Back in England, when the first few Victorian ladies started out the ideology of feminism, they did not have any idea that trail will come this far, did they? I guess not. And blessed by the British colonialism, Indian feminism started out right away as well. During the mid-eighteen century, Indian feminism took its first step by banning ‘Sati’ as a custom. But still, it was a long way off the shore. Many good laws in favour of women came to exist; yet every one of those judgements descended from male judges only. But, until 1959! What happened in 1959? Well, keep reading.

Anna Chandy – The First Indian Female High Court Judge (Image Source)

The Birth of a Fighter

4th May 1905 was the day that changed the game of Indian Judiciary ever since.

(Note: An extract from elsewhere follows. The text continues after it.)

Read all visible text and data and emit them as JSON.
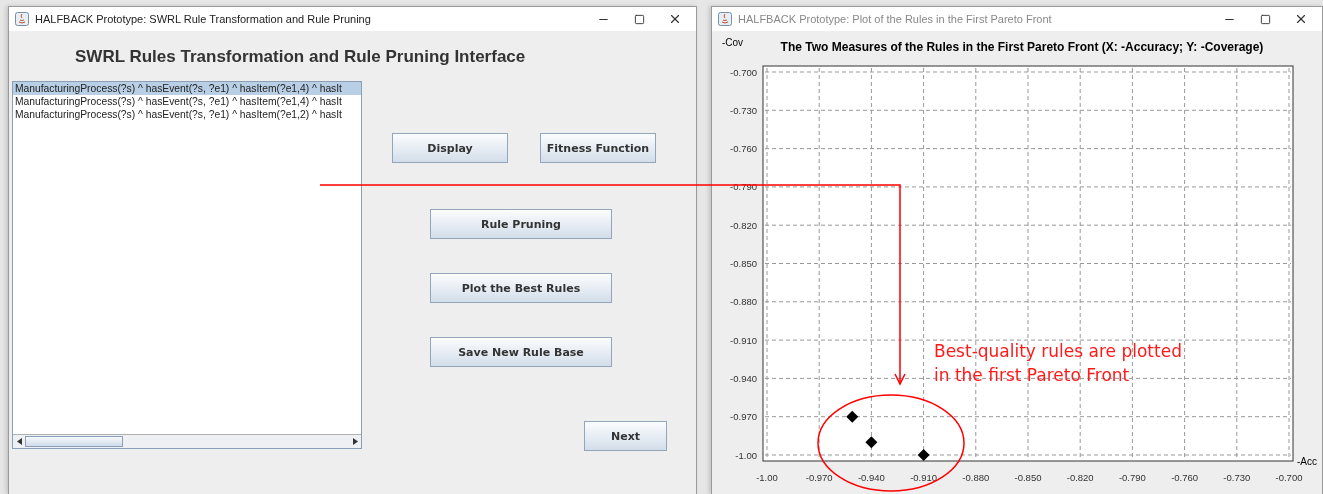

Born in a Syrian Christian family in Kerala, Anna Chandy was a stubborn child in her childhood days. And after she completed school in Kerala, she opted for studying law as her post-graduation degree. Despise of strong opposition from her family; she enrolled for the law course at the Government Law College in Kerala in 1927. She was the first woman in Kerala to be a lawyer.

Every Fighter Shines through their Struggles – Justice Anna Chandy was no exception

For a meritorious student like Anna, the degree Law shined on her like a finely curved golden crown. In 1929, she completed her law degree with distinction. And after that, there was no stopping. She was appointed to the Bar the same year, and Anna started fighting criminal law cases in a male-dominated field of India.

Image Source

But it would demean her if we say she was just a successful lawyer because she was more than that. She took her fight outside the courtroom and started fighting. Women’s right was one of her fortes. In 1930, she published a women’s magazine named ‘Shrimati’. This was the first women’s magazine in the Malayalam language. Not only this magazine talked about women’s regular life, but it also questioned women’s freedom and the concept of widow remarriage. And way before the inception of Indian Constitution, she picked up topics like ‘Equal Wages’ in her magazine.

A Lioness in the field of Politics – 1932 to 1934

Alongside publishing a magazine, Anna decided to join politics in 1930. She opted to stand for the election of the representative body of the Travancore State. And it was way harder fight than those of the courtrooms. The opponent tried to demean her character by spreading scandalous rumours about her. A slander campaign against a woman – it was quite evident that she would lose the election.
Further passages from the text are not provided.